Now according to the pub 2000-39, I have to take into account the value of the entire account when rechacterizing. Now when I try to recharacterise the 2000 conversion, the account has lost value due to market conditions, but it has also risen since additional funds entered the account due the year 2001 conversion.

Assuming for arguments sake the shares lost 50% value and that there was now$10,000 total in the account (half of $20,000) just before any of the recharacterizations, next I make two separate recharacterizations, one for each of the two conversions.

now if I wanted to rechacterize the year 2000 conversion , here's what I calculate for the income;

income=contribution*(adjusted closing balance-adjusted opening balance)/(adjusted opening balance)

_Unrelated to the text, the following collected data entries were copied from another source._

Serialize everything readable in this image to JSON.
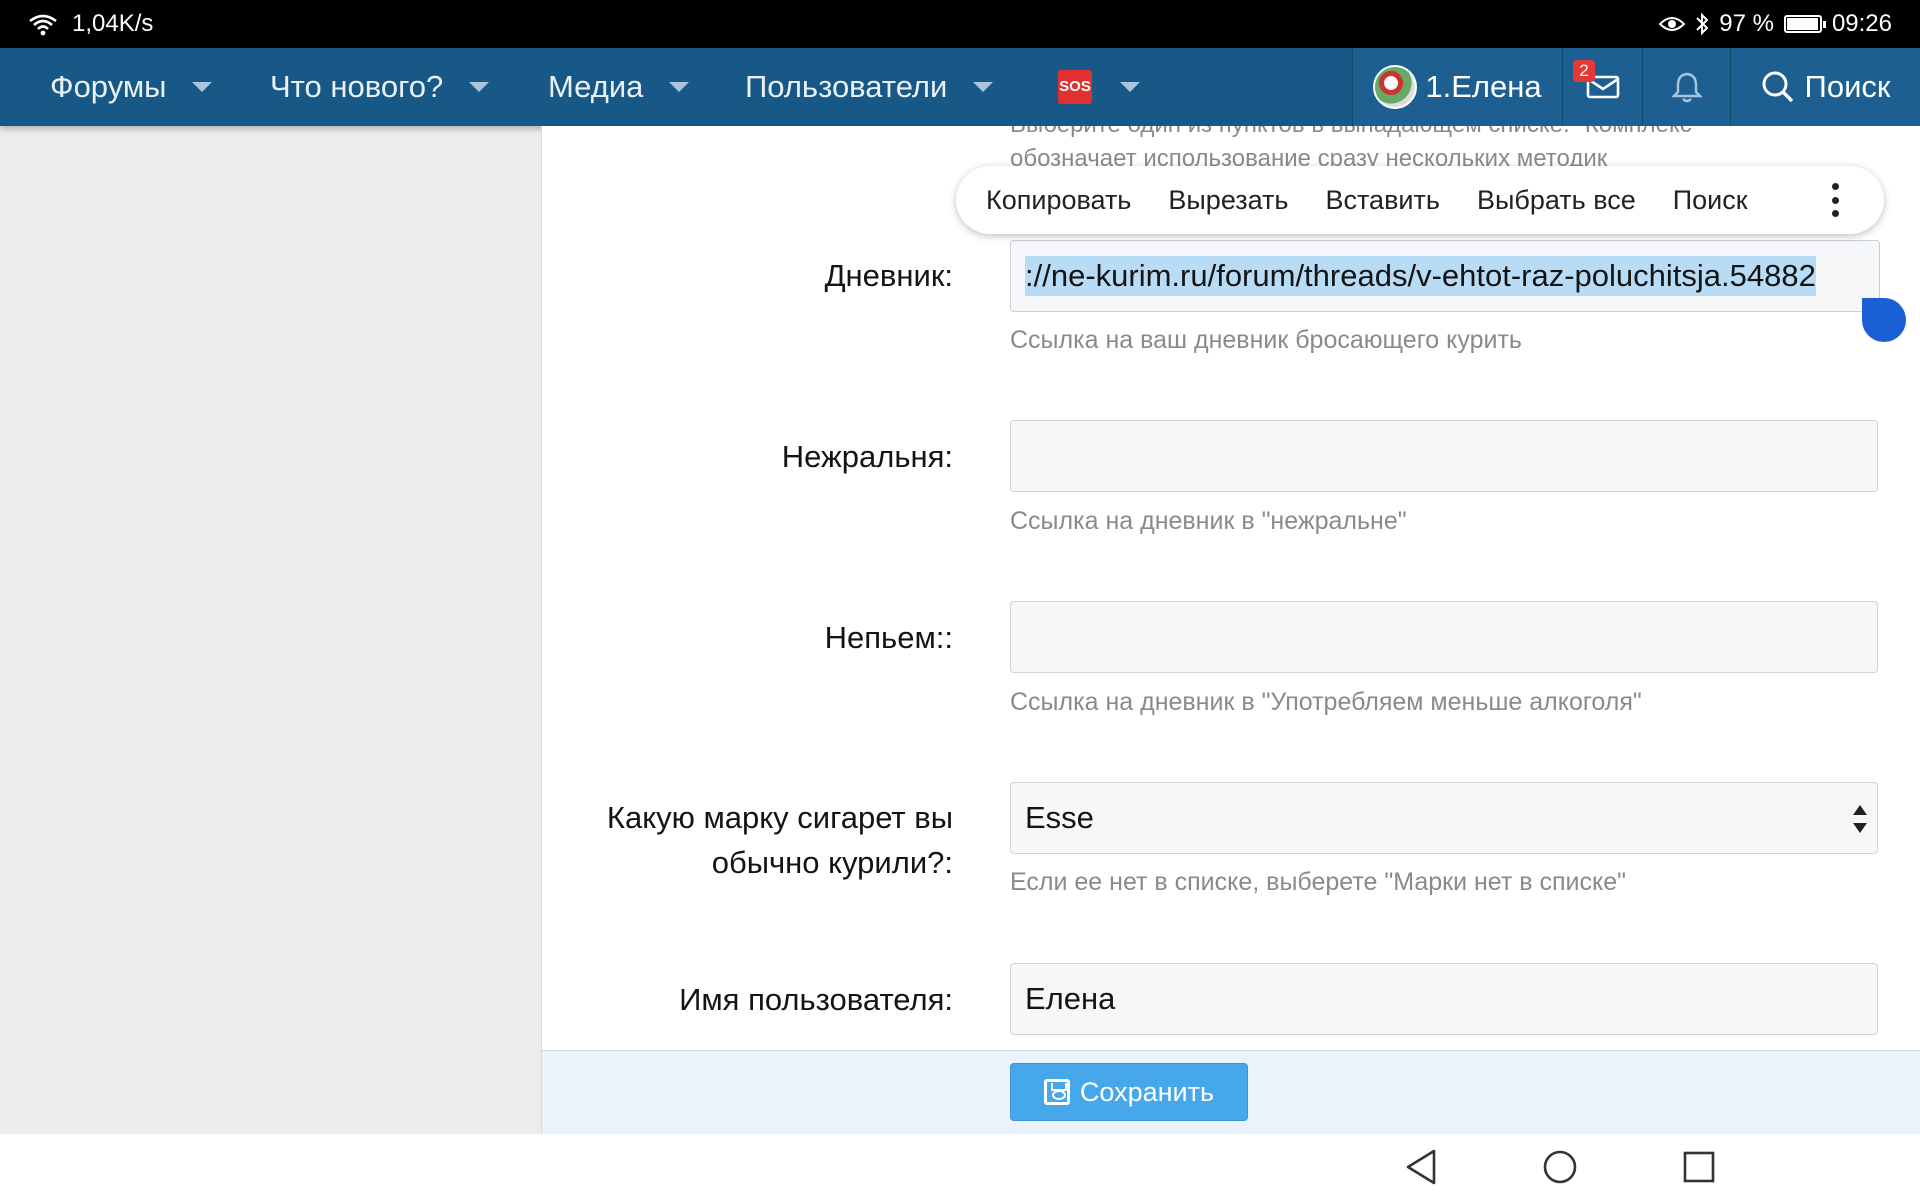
{
  "status_bar": {
    "net_speed": "1,04K/s",
    "battery_level": "97 %",
    "battery_fraction": 0.97,
    "time": "09:26",
    "icons": [
      "wifi-icon",
      "eye-icon",
      "bluetooth-icon",
      "battery-icon"
    ]
  },
  "nav": {
    "items": [
      {
        "label": "Форумы"
      },
      {
        "label": "Что нового?"
      },
      {
        "label": "Медиа"
      },
      {
        "label": "Пользователи"
      },
      {
        "label": "SOS"
      }
    ],
    "user_name": "1.Елена",
    "inbox_badge": "2",
    "search_label": "Поиск",
    "colors": {
      "bar": "#185886",
      "badge": "#e53935"
    }
  },
  "page": {
    "clipped_hint_line1": "Выберите один из пунктов в выпадающем списке. \"Комплекс\"",
    "clipped_hint_line2": "обозначает использование сразу нескольких методик"
  },
  "context_menu": {
    "items": [
      "Копировать",
      "Вырезать",
      "Вставить",
      "Выбрать все",
      "Поиск"
    ]
  },
  "form": {
    "diary": {
      "label": "Дневник:",
      "value": "://ne-kurim.ru/forum/threads/v-ehtot-raz-poluchitsja.54882",
      "hint": "Ссылка на ваш дневник бросающего курить"
    },
    "nezhralnya": {
      "label": "Нежральня:",
      "value": "",
      "hint": "Ссылка на дневник в \"нежральне\""
    },
    "nepyem": {
      "label": "Непьем::",
      "value": "",
      "hint": "Ссылка на дневник в \"Употребляем меньше алкоголя\""
    },
    "cigarette": {
      "label_line1": "Какую марку сигарет вы",
      "label_line2": "обычно курили?:",
      "value": "Esse",
      "hint": "Если ее нет в списке, выберете \"Марки нет в списке\""
    },
    "username": {
      "label": "Имя пользователя:",
      "value": "Елена"
    },
    "save_label": "Сохранить",
    "colors": {
      "save_button": "#47a7eb",
      "selection": "#b9dcf6"
    }
  }
}
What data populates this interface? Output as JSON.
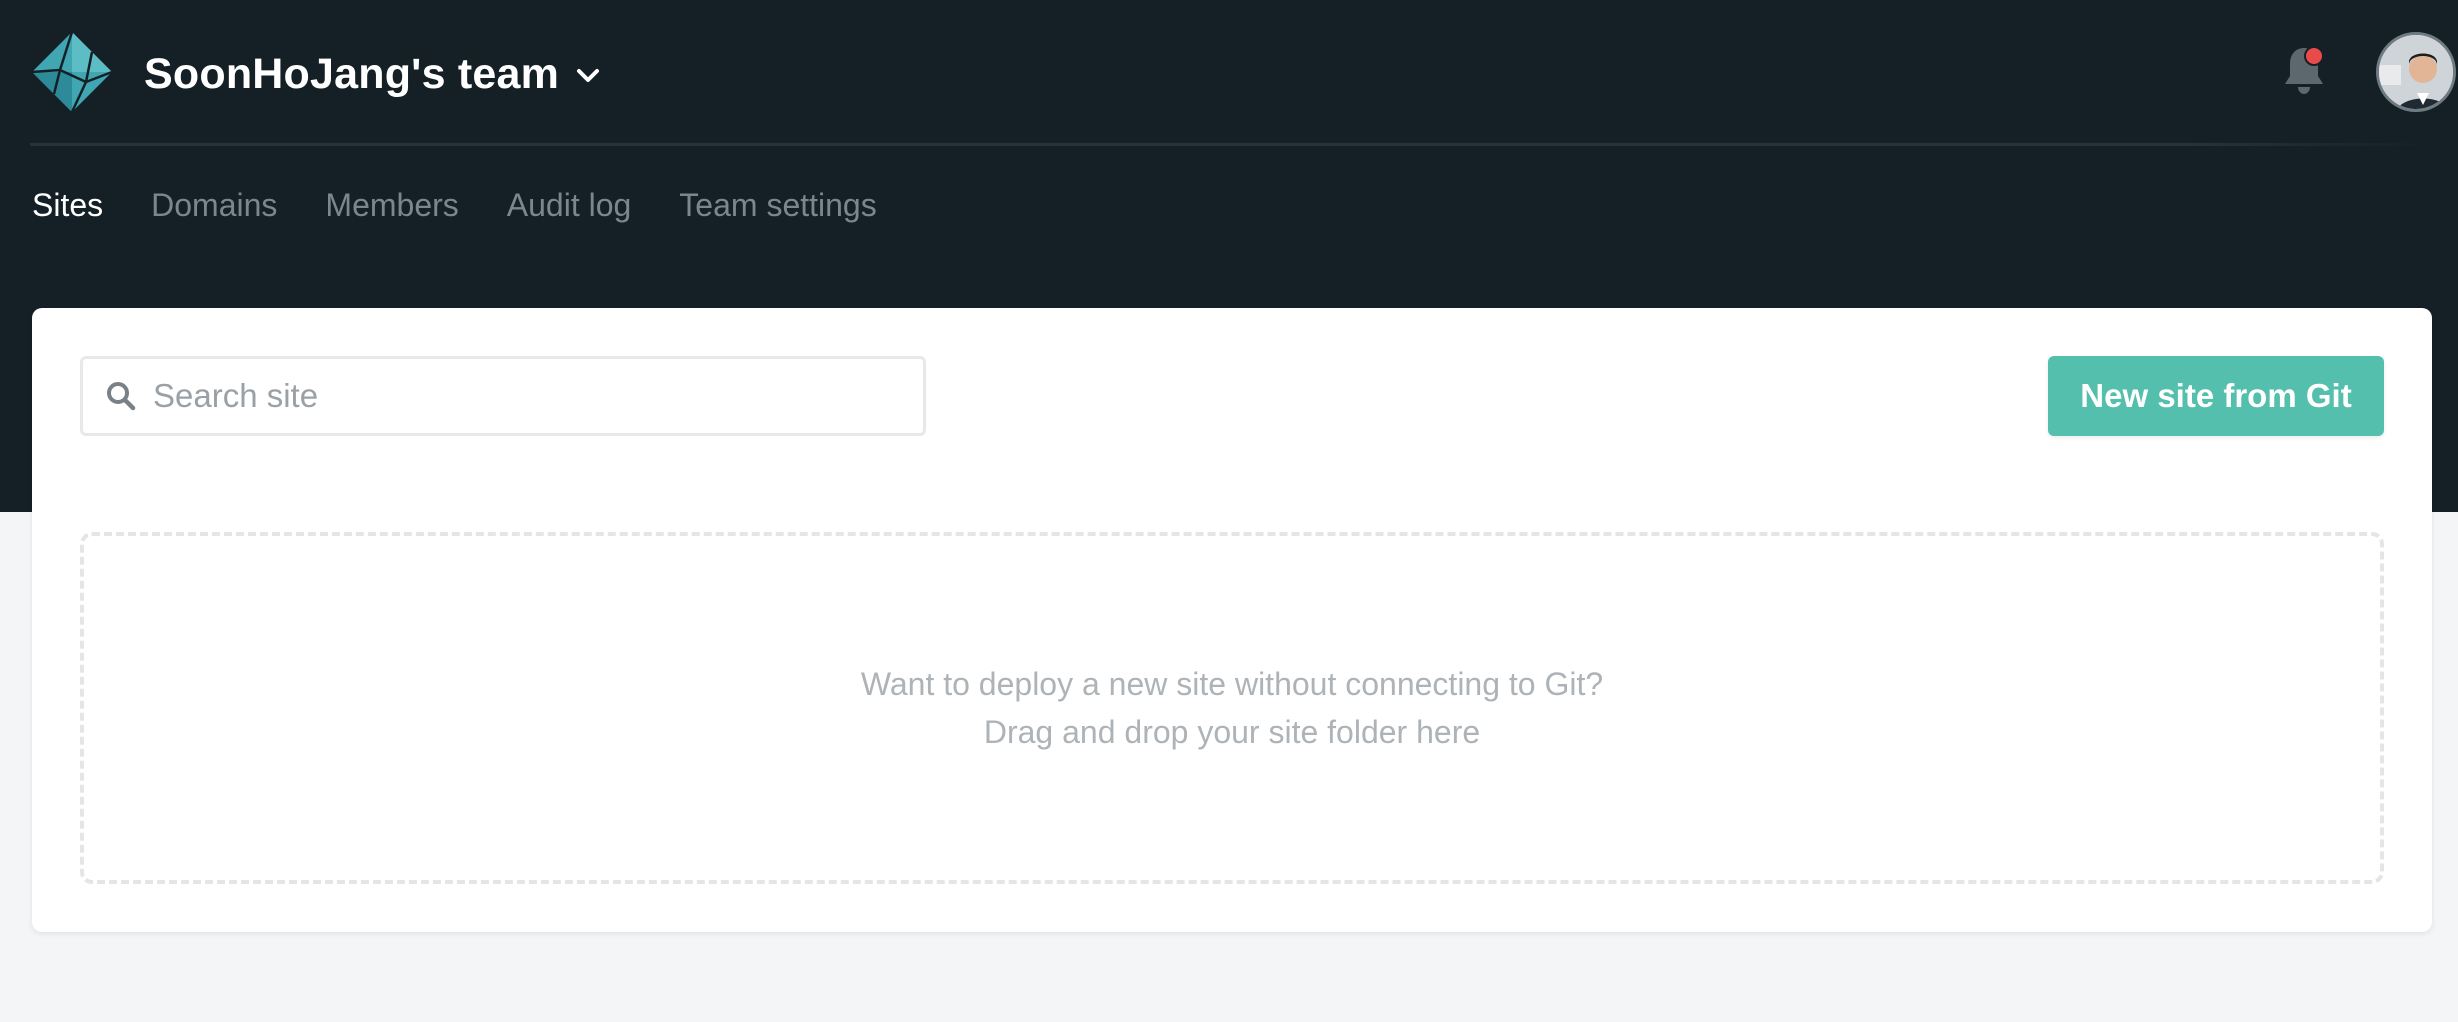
{
  "header": {
    "team_name": "SoonHoJang's team",
    "notification_indicator": "red-dot"
  },
  "nav": {
    "items": [
      {
        "label": "Sites",
        "active": true
      },
      {
        "label": "Domains",
        "active": false
      },
      {
        "label": "Members",
        "active": false
      },
      {
        "label": "Audit log",
        "active": false
      },
      {
        "label": "Team settings",
        "active": false
      }
    ]
  },
  "search": {
    "placeholder": "Search site",
    "value": ""
  },
  "actions": {
    "new_site_label": "New site from Git"
  },
  "dropzone": {
    "line1": "Want to deploy a new site without connecting to Git?",
    "line2": "Drag and drop your site folder here"
  },
  "colors": {
    "header_bg": "#142026",
    "accent": "#55bfad",
    "notification": "#e94b4b",
    "page_bg": "#f4f5f7"
  }
}
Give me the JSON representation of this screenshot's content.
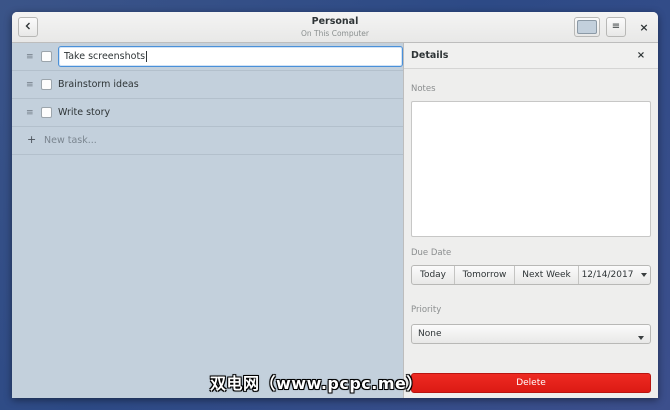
{
  "window": {
    "title": "Personal",
    "subtitle": "On This Computer"
  },
  "icons": {
    "back": "go-back-icon",
    "color": "list-color-icon",
    "menu": "hamburger-menu-icon",
    "close": "close-icon",
    "drag": "drag-handle-icon",
    "add": "plus-icon",
    "dropdown": "chevron-down-icon"
  },
  "glyphs": {
    "menu": "≡",
    "close": "×",
    "drag": "≡",
    "add": "+"
  },
  "colors": {
    "list_color": "#c3d0dc",
    "delete": "#e3201b",
    "focus": "#4a90d9"
  },
  "tasks": [
    {
      "title": "Take screenshots",
      "done": false,
      "editing": true
    },
    {
      "title": "Brainstorm ideas",
      "done": false,
      "editing": false
    },
    {
      "title": "Write story",
      "done": false,
      "editing": false
    }
  ],
  "new_task": {
    "placeholder": "New task..."
  },
  "details": {
    "title": "Details",
    "notes_label": "Notes",
    "notes_value": "",
    "due_date_label": "Due Date",
    "due_buttons": [
      "Today",
      "Tomorrow",
      "Next Week"
    ],
    "due_date_value": "12/14/2017",
    "priority_label": "Priority",
    "priority_value": "None",
    "delete_label": "Delete"
  },
  "watermark": "双电网（www.pcpc.me）"
}
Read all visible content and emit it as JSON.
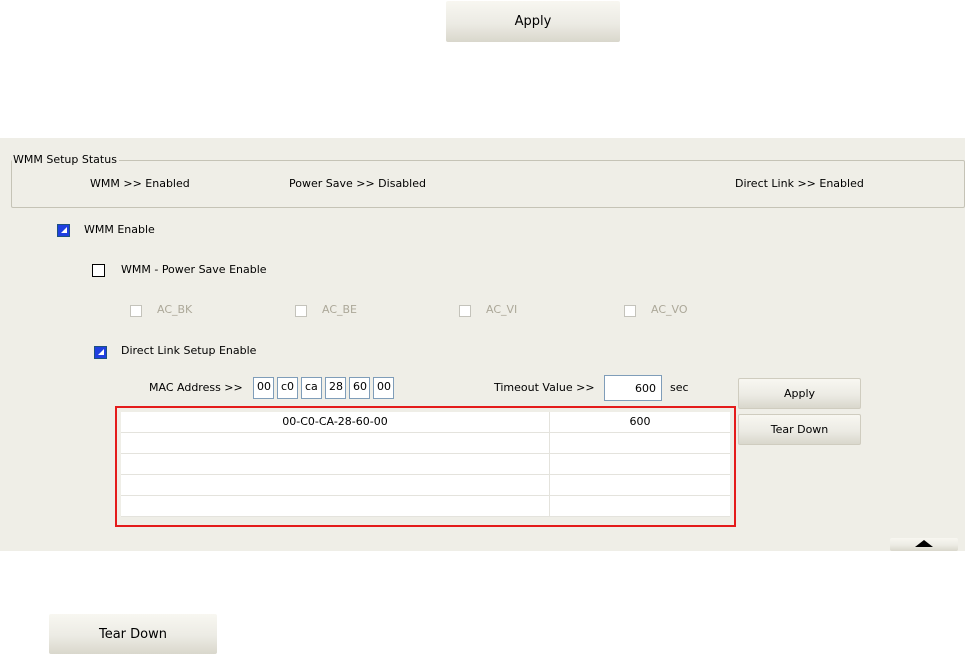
{
  "top_apply_button": {
    "label": "Apply"
  },
  "wmm_status": {
    "title": "WMM Setup Status",
    "wmm": "WMM >> Enabled",
    "power_save": "Power Save >> Disabled",
    "direct_link": "Direct Link >> Enabled"
  },
  "wmm_enable": {
    "label": "WMM Enable",
    "checked": true
  },
  "power_save_enable": {
    "label": "WMM - Power Save Enable",
    "checked": false
  },
  "ac_options": [
    {
      "label": "AC_BK",
      "checked": false,
      "enabled": false
    },
    {
      "label": "AC_BE",
      "checked": false,
      "enabled": false
    },
    {
      "label": "AC_VI",
      "checked": false,
      "enabled": false
    },
    {
      "label": "AC_VO",
      "checked": false,
      "enabled": false
    }
  ],
  "direct_link_setup": {
    "label": "Direct Link Setup Enable",
    "checked": true,
    "mac_label": "MAC Address >>",
    "mac_octets": [
      "00",
      "c0",
      "ca",
      "28",
      "60",
      "00"
    ],
    "timeout_label": "Timeout Value >>",
    "timeout_value": "600",
    "timeout_unit": "sec",
    "apply_label": "Apply",
    "teardown_label": "Tear Down"
  },
  "link_list": {
    "rows": [
      {
        "mac": "00-C0-CA-28-60-00",
        "timeout": "600"
      },
      {
        "mac": "",
        "timeout": ""
      },
      {
        "mac": "",
        "timeout": ""
      },
      {
        "mac": "",
        "timeout": ""
      },
      {
        "mac": "",
        "timeout": ""
      }
    ]
  },
  "collapse_icon": "up-triangle-icon",
  "bottom_teardown_button": {
    "label": "Tear Down"
  }
}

now the contribution is $10,000, the adjusted closing balance would be $10,000 (since it now includes the 2001 conversion), the opening balance would have been $10,000, my net income is now $10,000*(0) or $0. so I would have to rechaacterize $10,000?! How would I then recharacterise the year 2001 conversion?

I know I must be confused with the mechanics of this, so please forgive the uninformed nature of my questions.